United States wins UN battle on child pornography
The United States secured a significant victory in the UN General Assembly’s Third Committee on November 21, 2025, with 68 nations supporting a U.S.-proposed amendment to a resolution on technical cooperation against organized crime. The amendment mandates that UN programs combat child pornography, including virtual forms and sexting, in alignment with international law. This outcome, backed by 68 votes in favor, 51 against (led by the European Union), and 30 abstentions, marks a reversal from prior U.S. policy under the Biden administration, which had aligned with European efforts to decriminalize certain exploitative materials.

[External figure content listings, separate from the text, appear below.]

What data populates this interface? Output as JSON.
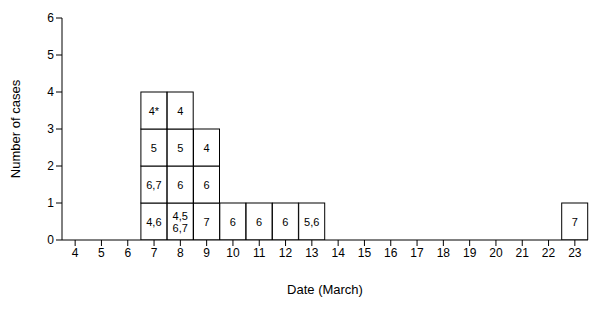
{
  "chart_data": {
    "type": "bar",
    "stacked": true,
    "x_label": "Date (March)",
    "y_label": "Number of cases",
    "categories": [
      "4",
      "5",
      "6",
      "7",
      "8",
      "9",
      "10",
      "11",
      "12",
      "13",
      "14",
      "15",
      "16",
      "17",
      "18",
      "19",
      "20",
      "21",
      "22",
      "23"
    ],
    "values": [
      0,
      0,
      0,
      4,
      4,
      3,
      1,
      1,
      1,
      1,
      0,
      0,
      0,
      0,
      0,
      0,
      0,
      0,
      0,
      1
    ],
    "box_labels": [
      [],
      [],
      [],
      [
        "4,6",
        "6,7",
        "5",
        "4*"
      ],
      [
        "4,5\n6,7",
        "6",
        "5",
        "4"
      ],
      [
        "7",
        "6",
        "4"
      ],
      [
        "6"
      ],
      [
        "6"
      ],
      [
        "6"
      ],
      [
        "5,6"
      ],
      [],
      [],
      [],
      [],
      [],
      [],
      [],
      [],
      [],
      [
        "7"
      ]
    ],
    "color": "#ffffff",
    "ylim": [
      0,
      6
    ],
    "yticks": [
      0,
      1,
      2,
      3,
      4,
      5,
      6
    ],
    "grid": false
  }
}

The debate centered on terminology and scope: the EU, speaking through Denmark, pushed to replace “child pornography” with “child sexual abuse material,” arguing the former implies consent and is outdated. European positions, embedded in a 2023 UN cybercrime treaty, explicitly permit the production, dissemination, and possession of virtual child pornography—such as AI-generated images or sex bots—and decriminalize sexting, even involving minors.

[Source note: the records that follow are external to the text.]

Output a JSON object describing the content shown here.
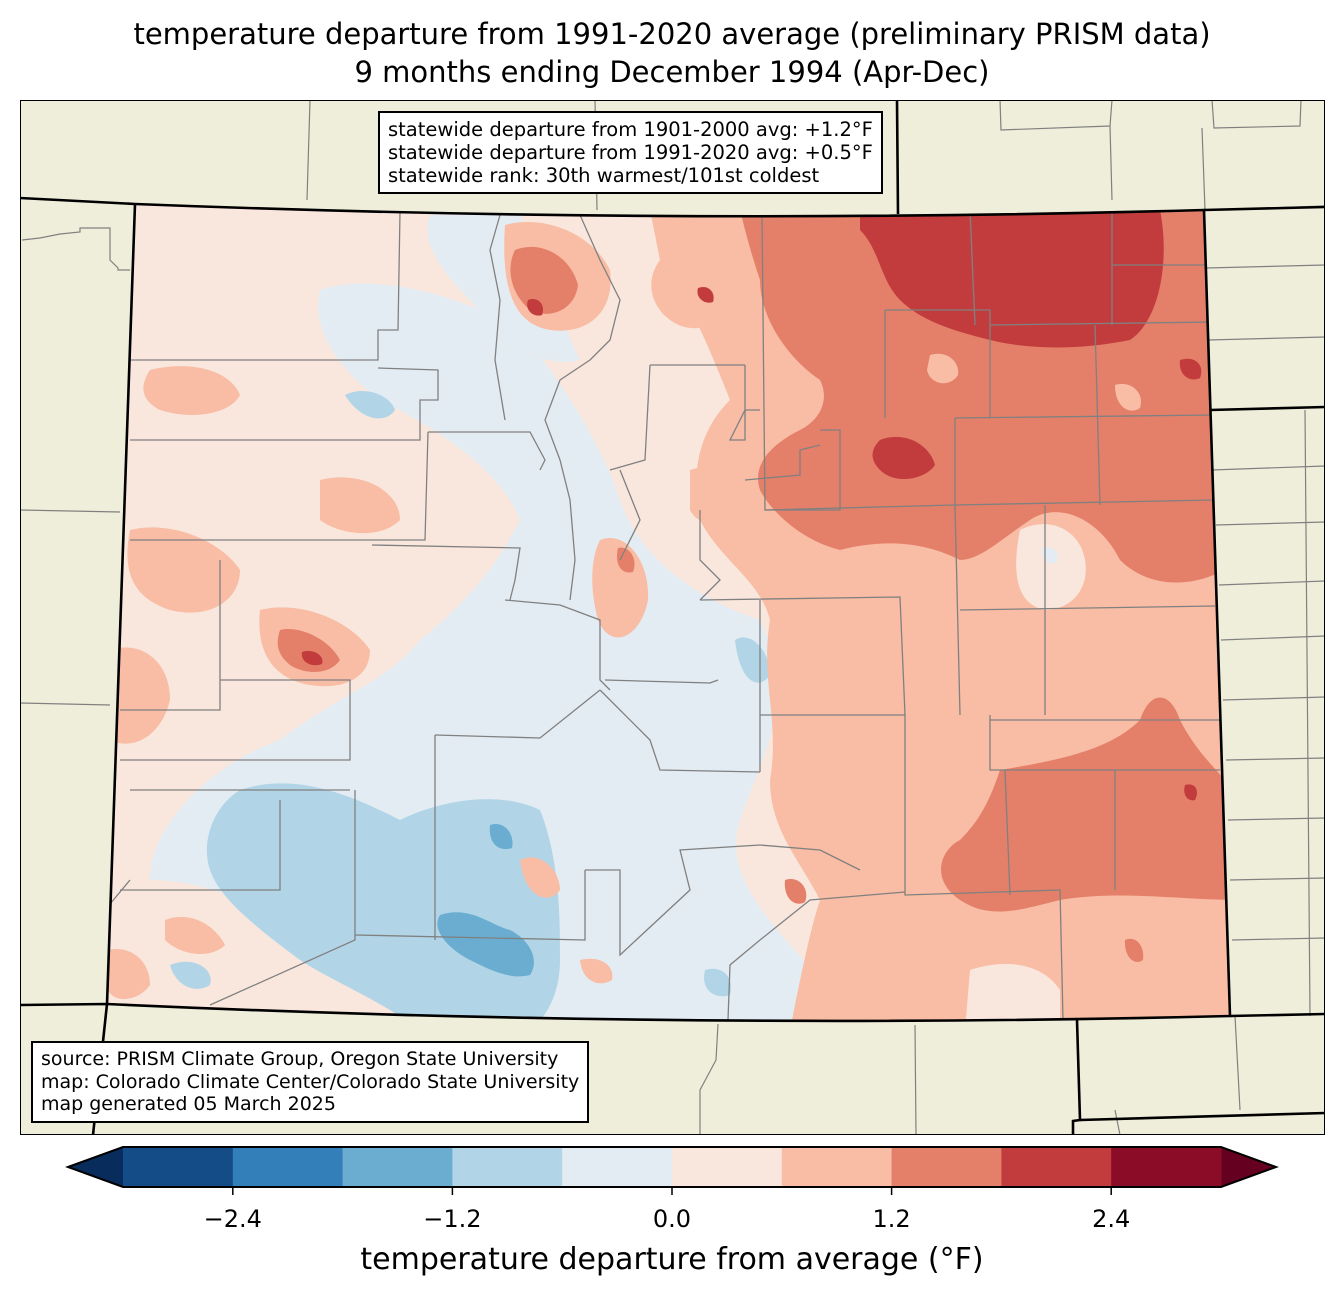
{
  "title": {
    "line1": "temperature departure from 1991-2020 average (preliminary PRISM data)",
    "line2": "9 months ending December 1994 (Apr-Dec)"
  },
  "stats_box": {
    "line1": "statewide departure from 1901-2000 avg: +1.2°F",
    "line2": "statewide departure from 1991-2020 avg: +0.5°F",
    "line3": "statewide rank: 30th warmest/101st coldest"
  },
  "source_box": {
    "line1": "source: PRISM Climate Group, Oregon State University",
    "line2": "map: Colorado Climate Center/Colorado State University",
    "line3": "map generated 05 March 2025"
  },
  "colorbar": {
    "label": "temperature departure from average (°F)",
    "ticks": [
      "−2.4",
      "−1.2",
      "0.0",
      "1.2",
      "2.4"
    ],
    "tick_values": [
      -2.4,
      -1.2,
      0.0,
      1.2,
      2.4
    ],
    "bounds": [
      -3.0,
      3.0
    ],
    "step": 0.6,
    "colors": [
      "#144c87",
      "#327fba",
      "#6aadd1",
      "#b1d5e7",
      "#e4ecf3",
      "#f9e7de",
      "#f8bda4",
      "#e4806a",
      "#c33c3d",
      "#8a0c27"
    ],
    "under_color": "#082c5c",
    "over_color": "#650021"
  },
  "map_colors": {
    "land": "#efeedb",
    "county_line": "#808080",
    "state_line": "#000000"
  },
  "chart_data": {
    "type": "heatmap",
    "title": "temperature departure from 1991-2020 average (preliminary PRISM data) — 9 months ending December 1994 (Apr-Dec)",
    "region": "Colorado",
    "units": "°F",
    "statewide_departure_1901_2000": 1.2,
    "statewide_departure_1991_2020": 0.5,
    "statewide_rank_warmest": 30,
    "statewide_rank_coldest": 101,
    "levels": [
      -3.0,
      -2.4,
      -1.8,
      -1.2,
      -0.6,
      0.0,
      0.6,
      1.2,
      1.8,
      2.4,
      3.0
    ],
    "pattern": {
      "northeast": "1.8 to 2.4",
      "east_central": "1.2 to 1.8",
      "southeast": "0.6 to 1.8",
      "west": "0.0 to 0.6",
      "central_mountains": "-0.6 to 0.0",
      "san_juan_south": "-1.8 to -0.6"
    }
  }
}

U.S. diplomats countered that these allowances undermine global protections, emphasizing adherence to the Optional Protocol to the Convention on the Rights of the Child, which the U.S. has championed for 30 years to prohibit all forms of child sexual exploitation.The amendment ensures UN initiatives now adhere strictly to the Optional Protocol’s parameters, effectively halting efforts to normalize virtual child pornography and sexting within international frameworks.

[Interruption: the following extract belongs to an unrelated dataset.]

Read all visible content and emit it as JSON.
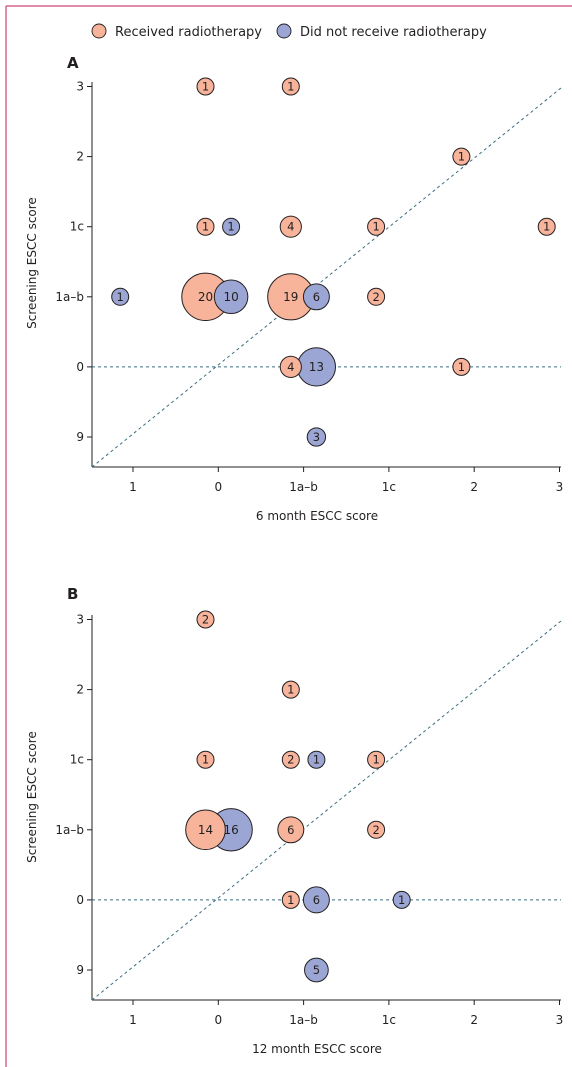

This shift under the Trump administration highlights a broader geopolitical realignment, with widespread support from non-Western nations rejecting what critics call a “pedophilia-friendly” European agenda that began altering UN language in 2017. As debates on cybercrime and digital exploitation intensify, this outcome signals renewed momentum for stringent international standards to protect children from exploitative material and take a stand against moral degeneracy.